Dieser Versuch scheint mehr als gelungen. Wenn es dabei auch ohne weiteres sein kann, dass das tatsächliche Verhalten bei der Entsorgung noch nicht ganz so gut ist, wie seitens der RespondentInnen angegeben, so verfügen die KonsumentInnen zumindest über ein geändertes Bewusstsein. Diese gelungene Beeinflussung bildet die Basis für längerfristig konstante Verhaltensänderungen.

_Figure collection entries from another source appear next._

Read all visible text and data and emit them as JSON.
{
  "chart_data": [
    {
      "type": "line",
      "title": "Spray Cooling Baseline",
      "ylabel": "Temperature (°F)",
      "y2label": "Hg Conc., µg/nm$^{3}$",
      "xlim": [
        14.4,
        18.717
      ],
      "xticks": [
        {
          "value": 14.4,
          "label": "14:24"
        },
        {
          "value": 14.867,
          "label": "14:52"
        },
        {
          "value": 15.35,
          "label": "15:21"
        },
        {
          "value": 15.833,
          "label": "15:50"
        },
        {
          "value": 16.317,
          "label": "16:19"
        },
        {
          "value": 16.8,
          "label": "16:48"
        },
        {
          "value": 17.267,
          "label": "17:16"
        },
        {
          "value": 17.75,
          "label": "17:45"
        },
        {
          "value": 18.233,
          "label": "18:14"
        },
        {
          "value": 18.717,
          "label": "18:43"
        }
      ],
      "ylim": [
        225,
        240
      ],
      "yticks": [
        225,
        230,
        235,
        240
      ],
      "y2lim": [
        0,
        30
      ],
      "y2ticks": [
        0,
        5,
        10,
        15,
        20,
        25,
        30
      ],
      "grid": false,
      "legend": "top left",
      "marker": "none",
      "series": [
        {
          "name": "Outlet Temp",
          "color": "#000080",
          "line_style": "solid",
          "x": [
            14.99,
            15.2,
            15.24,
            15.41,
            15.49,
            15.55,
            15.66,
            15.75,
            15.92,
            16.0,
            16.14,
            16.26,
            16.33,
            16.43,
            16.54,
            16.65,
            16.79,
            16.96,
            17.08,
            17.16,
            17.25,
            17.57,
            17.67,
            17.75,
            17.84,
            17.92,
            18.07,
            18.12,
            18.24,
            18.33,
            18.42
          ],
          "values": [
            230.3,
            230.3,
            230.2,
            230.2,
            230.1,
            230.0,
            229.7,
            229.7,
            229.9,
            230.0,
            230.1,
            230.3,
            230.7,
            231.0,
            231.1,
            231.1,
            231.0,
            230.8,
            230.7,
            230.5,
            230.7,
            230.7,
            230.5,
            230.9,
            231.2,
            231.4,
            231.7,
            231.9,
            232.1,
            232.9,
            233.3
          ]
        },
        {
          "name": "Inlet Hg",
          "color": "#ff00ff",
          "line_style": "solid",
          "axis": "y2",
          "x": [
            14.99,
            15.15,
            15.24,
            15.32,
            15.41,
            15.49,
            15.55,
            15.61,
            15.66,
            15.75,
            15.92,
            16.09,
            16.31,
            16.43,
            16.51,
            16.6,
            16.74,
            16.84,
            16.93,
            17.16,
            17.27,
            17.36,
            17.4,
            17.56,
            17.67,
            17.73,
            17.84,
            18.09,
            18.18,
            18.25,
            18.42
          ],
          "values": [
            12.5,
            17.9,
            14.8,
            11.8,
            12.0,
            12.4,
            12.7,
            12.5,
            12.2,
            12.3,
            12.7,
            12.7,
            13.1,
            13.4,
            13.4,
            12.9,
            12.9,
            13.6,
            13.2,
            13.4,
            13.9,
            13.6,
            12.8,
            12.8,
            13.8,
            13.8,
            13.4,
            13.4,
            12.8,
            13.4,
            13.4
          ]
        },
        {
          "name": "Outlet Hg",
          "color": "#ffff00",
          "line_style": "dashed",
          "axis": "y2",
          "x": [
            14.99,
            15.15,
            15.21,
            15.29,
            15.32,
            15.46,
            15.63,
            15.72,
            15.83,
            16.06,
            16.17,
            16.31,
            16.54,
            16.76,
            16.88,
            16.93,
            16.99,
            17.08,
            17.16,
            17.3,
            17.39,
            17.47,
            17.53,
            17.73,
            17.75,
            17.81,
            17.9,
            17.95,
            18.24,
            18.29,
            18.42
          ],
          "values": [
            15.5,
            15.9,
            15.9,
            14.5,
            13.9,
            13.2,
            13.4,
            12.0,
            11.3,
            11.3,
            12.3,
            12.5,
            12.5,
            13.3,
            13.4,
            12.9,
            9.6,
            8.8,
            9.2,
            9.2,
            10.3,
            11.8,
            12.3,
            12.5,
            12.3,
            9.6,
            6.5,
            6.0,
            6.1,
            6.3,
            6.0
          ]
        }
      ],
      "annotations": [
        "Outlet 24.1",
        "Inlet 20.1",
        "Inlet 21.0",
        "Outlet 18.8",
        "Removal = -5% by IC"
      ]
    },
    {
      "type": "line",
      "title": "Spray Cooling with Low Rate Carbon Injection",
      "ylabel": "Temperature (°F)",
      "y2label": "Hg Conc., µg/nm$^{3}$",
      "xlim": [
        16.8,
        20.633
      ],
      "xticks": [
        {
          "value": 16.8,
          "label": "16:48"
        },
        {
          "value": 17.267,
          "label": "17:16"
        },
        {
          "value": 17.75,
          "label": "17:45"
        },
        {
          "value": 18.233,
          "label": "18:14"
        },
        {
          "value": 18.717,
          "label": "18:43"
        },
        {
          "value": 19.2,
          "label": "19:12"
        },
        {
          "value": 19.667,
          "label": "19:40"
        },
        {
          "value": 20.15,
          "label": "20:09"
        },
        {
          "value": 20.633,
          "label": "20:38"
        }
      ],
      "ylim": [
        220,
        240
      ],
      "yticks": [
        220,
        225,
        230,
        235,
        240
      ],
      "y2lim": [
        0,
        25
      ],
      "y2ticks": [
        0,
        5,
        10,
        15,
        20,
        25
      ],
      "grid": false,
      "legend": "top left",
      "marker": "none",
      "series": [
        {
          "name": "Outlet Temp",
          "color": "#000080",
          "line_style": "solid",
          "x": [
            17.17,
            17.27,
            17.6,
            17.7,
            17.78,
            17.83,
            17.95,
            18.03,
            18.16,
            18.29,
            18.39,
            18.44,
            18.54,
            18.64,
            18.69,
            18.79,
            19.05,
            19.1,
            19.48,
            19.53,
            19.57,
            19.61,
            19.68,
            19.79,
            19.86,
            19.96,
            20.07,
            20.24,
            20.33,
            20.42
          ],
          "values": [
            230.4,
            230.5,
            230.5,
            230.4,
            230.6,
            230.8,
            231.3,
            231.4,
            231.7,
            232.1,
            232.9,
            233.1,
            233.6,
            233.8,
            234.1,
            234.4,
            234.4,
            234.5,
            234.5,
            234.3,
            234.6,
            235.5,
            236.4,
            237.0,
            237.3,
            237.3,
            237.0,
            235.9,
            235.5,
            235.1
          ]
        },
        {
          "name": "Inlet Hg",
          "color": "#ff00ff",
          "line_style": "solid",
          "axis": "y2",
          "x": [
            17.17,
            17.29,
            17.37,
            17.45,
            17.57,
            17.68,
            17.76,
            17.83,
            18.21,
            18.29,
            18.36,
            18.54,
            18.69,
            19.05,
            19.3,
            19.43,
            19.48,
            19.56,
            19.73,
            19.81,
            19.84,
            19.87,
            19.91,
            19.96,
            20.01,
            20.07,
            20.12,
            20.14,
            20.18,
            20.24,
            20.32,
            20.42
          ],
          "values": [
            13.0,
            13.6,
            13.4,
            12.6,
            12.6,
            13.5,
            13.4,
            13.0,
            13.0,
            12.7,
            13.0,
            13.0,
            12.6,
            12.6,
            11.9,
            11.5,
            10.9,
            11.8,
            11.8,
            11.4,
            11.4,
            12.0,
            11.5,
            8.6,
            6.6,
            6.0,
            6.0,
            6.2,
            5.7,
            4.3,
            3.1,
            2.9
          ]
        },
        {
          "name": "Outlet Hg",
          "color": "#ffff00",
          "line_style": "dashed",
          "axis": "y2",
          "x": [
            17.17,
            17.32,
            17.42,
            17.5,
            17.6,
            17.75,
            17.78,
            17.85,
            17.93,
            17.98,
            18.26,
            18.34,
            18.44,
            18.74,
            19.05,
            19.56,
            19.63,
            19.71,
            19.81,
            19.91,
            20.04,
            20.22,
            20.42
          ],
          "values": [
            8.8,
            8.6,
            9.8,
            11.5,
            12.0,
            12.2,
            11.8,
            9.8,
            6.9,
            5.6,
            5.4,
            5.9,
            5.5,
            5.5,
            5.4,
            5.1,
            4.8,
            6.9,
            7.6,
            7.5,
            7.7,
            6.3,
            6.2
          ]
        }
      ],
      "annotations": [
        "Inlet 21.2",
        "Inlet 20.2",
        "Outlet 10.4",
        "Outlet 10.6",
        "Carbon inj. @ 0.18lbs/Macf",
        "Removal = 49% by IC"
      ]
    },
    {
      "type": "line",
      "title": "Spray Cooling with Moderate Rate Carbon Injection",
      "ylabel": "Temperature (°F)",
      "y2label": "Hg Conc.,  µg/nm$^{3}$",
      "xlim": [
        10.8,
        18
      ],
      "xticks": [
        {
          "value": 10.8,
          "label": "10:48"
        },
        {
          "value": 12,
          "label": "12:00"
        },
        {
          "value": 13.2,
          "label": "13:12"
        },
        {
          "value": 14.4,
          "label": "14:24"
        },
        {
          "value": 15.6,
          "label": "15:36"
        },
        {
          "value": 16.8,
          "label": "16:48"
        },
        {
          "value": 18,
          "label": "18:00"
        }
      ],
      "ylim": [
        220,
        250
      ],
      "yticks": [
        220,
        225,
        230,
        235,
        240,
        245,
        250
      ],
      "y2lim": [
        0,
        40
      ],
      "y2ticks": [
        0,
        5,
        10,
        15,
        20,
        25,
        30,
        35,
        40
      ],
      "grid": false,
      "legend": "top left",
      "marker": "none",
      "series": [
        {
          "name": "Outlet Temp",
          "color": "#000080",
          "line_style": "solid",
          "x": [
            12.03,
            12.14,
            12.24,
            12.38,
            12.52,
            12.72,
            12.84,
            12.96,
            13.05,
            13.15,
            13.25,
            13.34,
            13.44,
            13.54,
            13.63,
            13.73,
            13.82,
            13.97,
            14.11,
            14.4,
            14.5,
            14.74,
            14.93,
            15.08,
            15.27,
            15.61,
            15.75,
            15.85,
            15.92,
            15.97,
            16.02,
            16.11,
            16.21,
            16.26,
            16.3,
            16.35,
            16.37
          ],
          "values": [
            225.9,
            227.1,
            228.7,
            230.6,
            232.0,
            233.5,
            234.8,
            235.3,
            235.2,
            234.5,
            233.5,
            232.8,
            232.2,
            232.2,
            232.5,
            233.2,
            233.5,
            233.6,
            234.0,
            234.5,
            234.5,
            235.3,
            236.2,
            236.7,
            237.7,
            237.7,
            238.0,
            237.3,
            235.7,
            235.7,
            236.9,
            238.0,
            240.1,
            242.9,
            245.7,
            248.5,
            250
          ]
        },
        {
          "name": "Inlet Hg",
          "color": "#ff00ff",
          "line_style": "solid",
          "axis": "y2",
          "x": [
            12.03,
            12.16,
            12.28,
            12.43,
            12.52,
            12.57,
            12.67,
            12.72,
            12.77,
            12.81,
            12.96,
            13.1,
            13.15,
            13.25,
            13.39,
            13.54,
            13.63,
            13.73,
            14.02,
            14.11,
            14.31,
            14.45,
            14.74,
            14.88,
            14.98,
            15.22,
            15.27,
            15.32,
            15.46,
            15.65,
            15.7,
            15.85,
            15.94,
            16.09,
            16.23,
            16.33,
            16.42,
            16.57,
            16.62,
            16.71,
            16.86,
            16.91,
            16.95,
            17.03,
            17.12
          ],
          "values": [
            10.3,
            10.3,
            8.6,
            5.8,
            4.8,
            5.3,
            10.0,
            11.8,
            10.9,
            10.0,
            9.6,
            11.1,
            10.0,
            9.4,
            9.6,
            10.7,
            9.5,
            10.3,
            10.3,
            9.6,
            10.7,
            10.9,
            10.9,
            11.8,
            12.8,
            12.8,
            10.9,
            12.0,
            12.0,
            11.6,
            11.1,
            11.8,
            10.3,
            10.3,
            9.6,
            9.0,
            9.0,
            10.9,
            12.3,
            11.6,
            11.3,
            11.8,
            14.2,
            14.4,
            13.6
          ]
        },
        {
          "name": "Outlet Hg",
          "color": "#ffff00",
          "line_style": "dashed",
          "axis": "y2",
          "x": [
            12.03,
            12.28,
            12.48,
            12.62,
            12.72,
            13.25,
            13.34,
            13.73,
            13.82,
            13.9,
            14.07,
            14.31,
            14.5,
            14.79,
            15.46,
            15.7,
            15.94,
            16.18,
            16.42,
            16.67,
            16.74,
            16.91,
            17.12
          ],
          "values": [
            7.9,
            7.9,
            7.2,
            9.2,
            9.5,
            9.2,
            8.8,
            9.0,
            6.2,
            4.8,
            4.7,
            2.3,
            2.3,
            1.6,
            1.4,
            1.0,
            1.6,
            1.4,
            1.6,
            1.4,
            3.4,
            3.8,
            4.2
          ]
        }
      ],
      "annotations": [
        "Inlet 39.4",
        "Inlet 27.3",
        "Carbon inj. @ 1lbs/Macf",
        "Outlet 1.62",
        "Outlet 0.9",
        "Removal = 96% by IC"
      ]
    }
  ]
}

Für gut kann auch die Kommunikationsleistung hinsichtlich der Erhöhung der Bekanntheitsgrade des Projektes selbst, wie der am Projekt beteiligten Projekte, bewertet werden.

Das R.U.S.Z ist nunmehr fast der Hälfte aller PenzingerInnen bekannt.

Nach einem halben Jahr Kommunikationsarbeit kann das D.R.Z auf einen Bekanntheitsgrad von 16 % verweisen, das PpP auf einen von 14 %.

Das Bezirksblatt hat sich hier als gutes regionales Informationsmedium gezeigt.

Die Schwerpunktsaktion in den Schulen des 14. Bezirks zum Thema Sammlung und Behandlung von Elektroaltgeräten hat sich sehr bewährt und sollte nach Meinung der Abfallberater der MA 48 fortgesetzt bzw. auf weitere Gebiete in Wien ausgedehnt werden.